Changelog¶
All notable changes to GridGulp will be documented in this file.
The format is based on Keep a Changelog, and this project adheres to Semantic Versioning.
[0.3.0] - 2025-07-29¶
Added¶
- DataFrame Extraction: Extract detected tables as pandas DataFrames
DataFrameExtractor: Intelligent header detection with multi-row support- Quality scoring for extracted tables (0-1 scale)

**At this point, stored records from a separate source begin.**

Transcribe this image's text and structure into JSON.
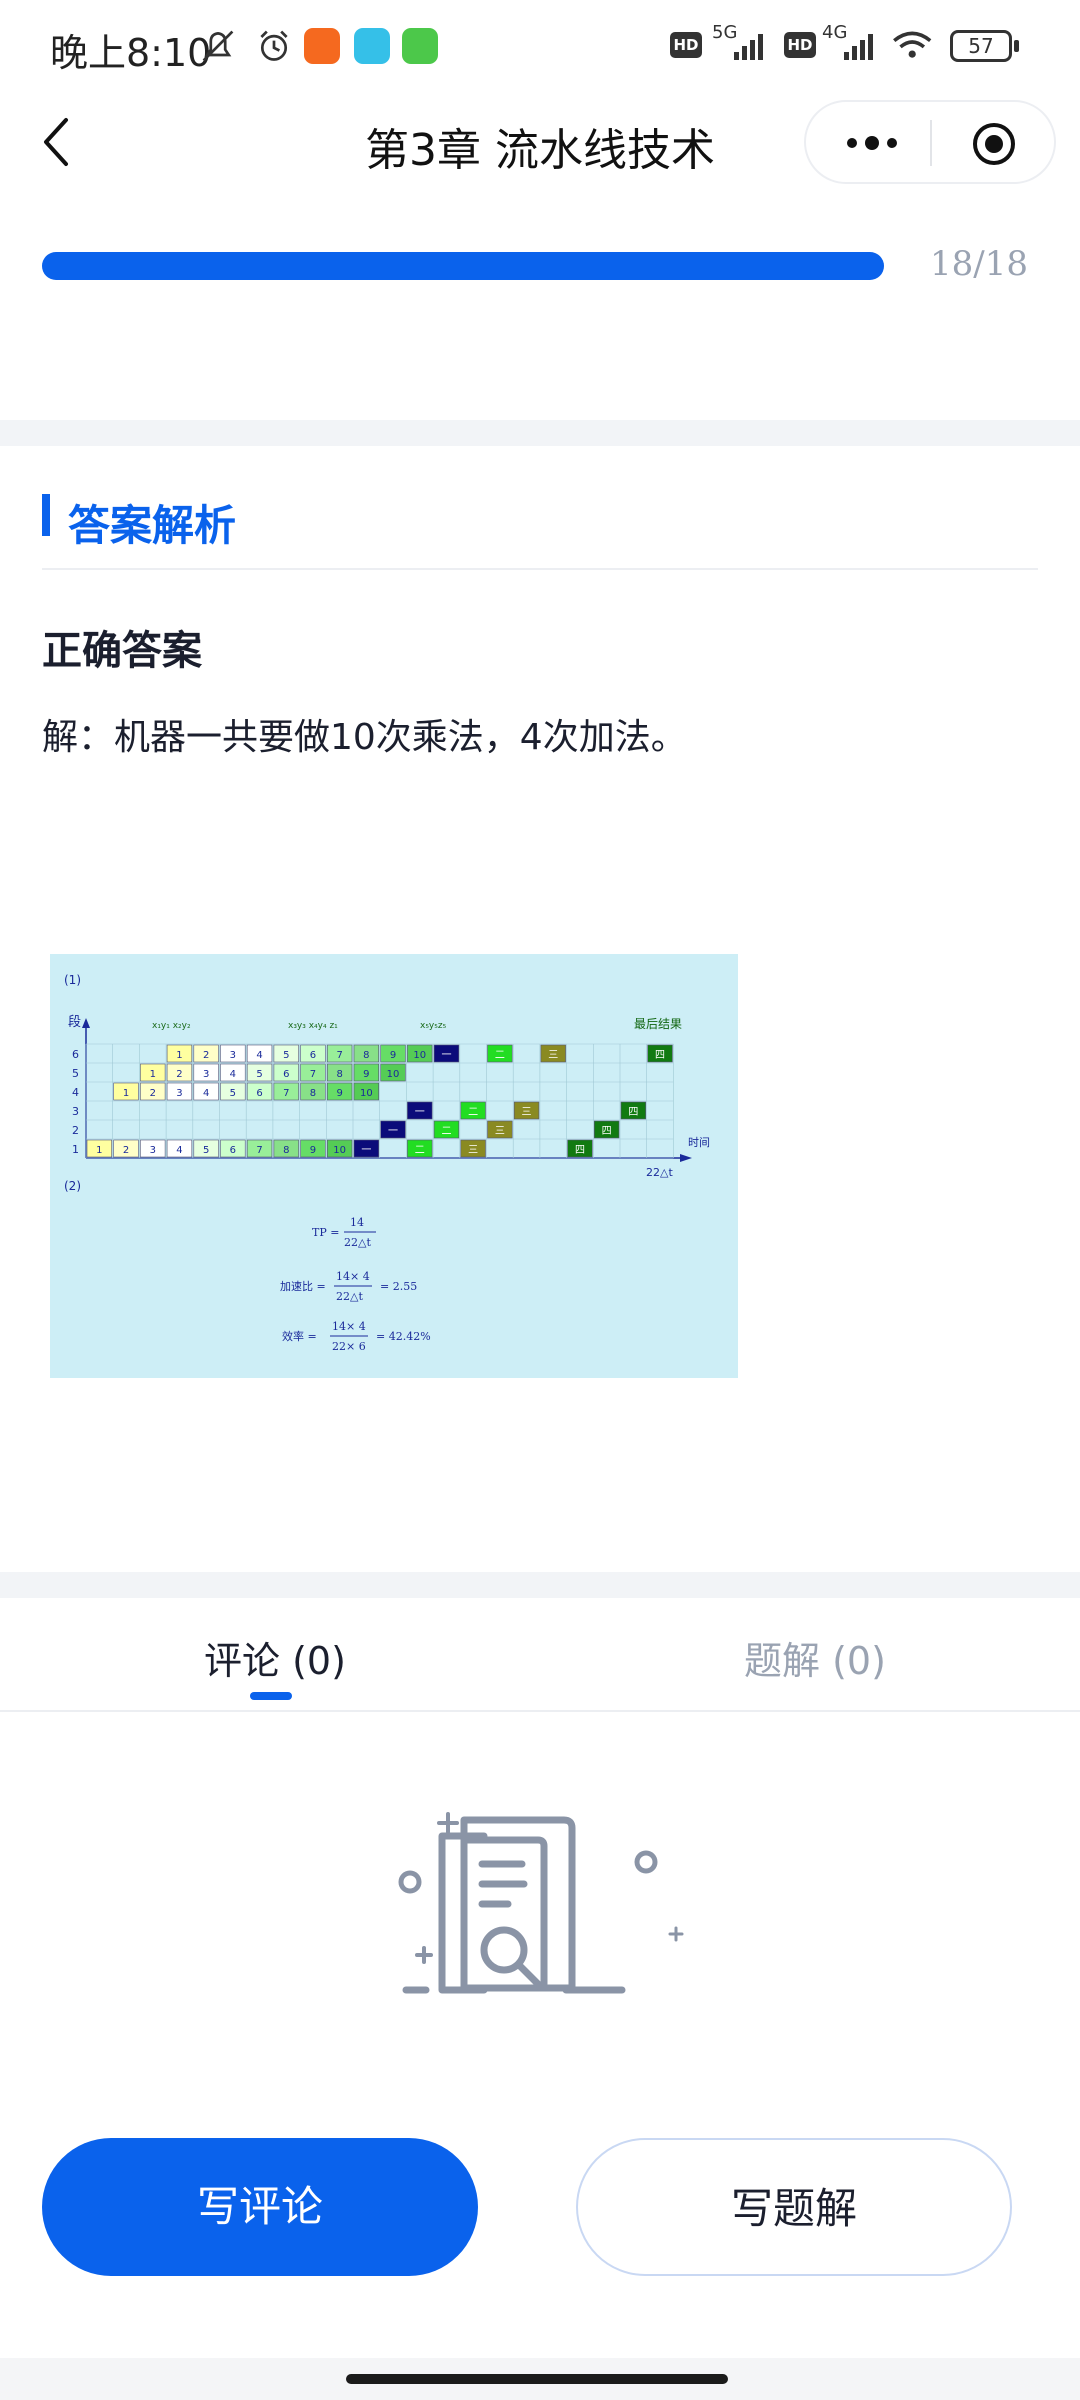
{
  "status_bar": {
    "time": "晚上8:10",
    "network_1": "5G",
    "network_2": "4G",
    "hd_1": "HD",
    "hd_2": "HD",
    "battery": "57"
  },
  "nav": {
    "title": "第3章  流水线技术",
    "back_icon": "chevron-left-icon",
    "more_icon": "more-dots-icon",
    "close_icon": "target-close-icon"
  },
  "progress": {
    "fraction": 1.0,
    "label": "18/18"
  },
  "analysis": {
    "section_title": "答案解析",
    "answer_title": "正确答案",
    "answer_text": "解：机器一共要做10次乘法，4次加法。"
  },
  "figure": {
    "part1_label": "(1)",
    "part2_label": "(2)",
    "y_axis_label": "段",
    "x_axis_label": "时间",
    "x_end_label": "22△t",
    "top_right_label": "最后结果",
    "col_labels": [
      "x₁y₁ x₂y₂",
      "x₃y₃ x₄y₄ z₁",
      "x₅y₅z₅"
    ],
    "stage_labels": [
      "6",
      "5",
      "4",
      "3",
      "2",
      "1"
    ],
    "mult_numbers": [
      "1",
      "2",
      "3",
      "4",
      "5",
      "6",
      "7",
      "8",
      "9",
      "10"
    ],
    "add_marks": [
      "一",
      "二",
      "三",
      "四"
    ],
    "formula_tp_left": "TP =",
    "formula_tp_num": "14",
    "formula_tp_den": "22△t",
    "formula_speedup_left": "加速比 =",
    "formula_speedup_num": "14× 4",
    "formula_speedup_den": "22△t",
    "formula_speedup_val": "= 2.55",
    "formula_eff_left": "效率  =",
    "formula_eff_num": "14× 4",
    "formula_eff_den": "22× 6",
    "formula_eff_val": "= 42.42%"
  },
  "tabs": {
    "comments": "评论 (0)",
    "solutions": "题解 (0)",
    "active": "comments"
  },
  "empty_state_icon": "empty-document-search-icon",
  "buttons": {
    "write_comment": "写评论",
    "write_solution": "写题解"
  },
  "colors": {
    "accent": "#0a62ec",
    "figure_bg": "#cdeef6",
    "divider": "#eceef2"
  }
}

- Automatic header detection including merged cells
- Type consistency analysis across columns (checks up to 100 rows)
- Plate map format detection (6, 24, 96, 384, 1536 wells)
-
Export to CSV, JSON, and summary formats
-
Enhanced TSV/Text File Detection: Specialized detection for instrument output
StructuredTextDetector: Handles TSV files and instrument output- Column consistency analysis for better table separation
- Wide table detection for plate data (50+ columns)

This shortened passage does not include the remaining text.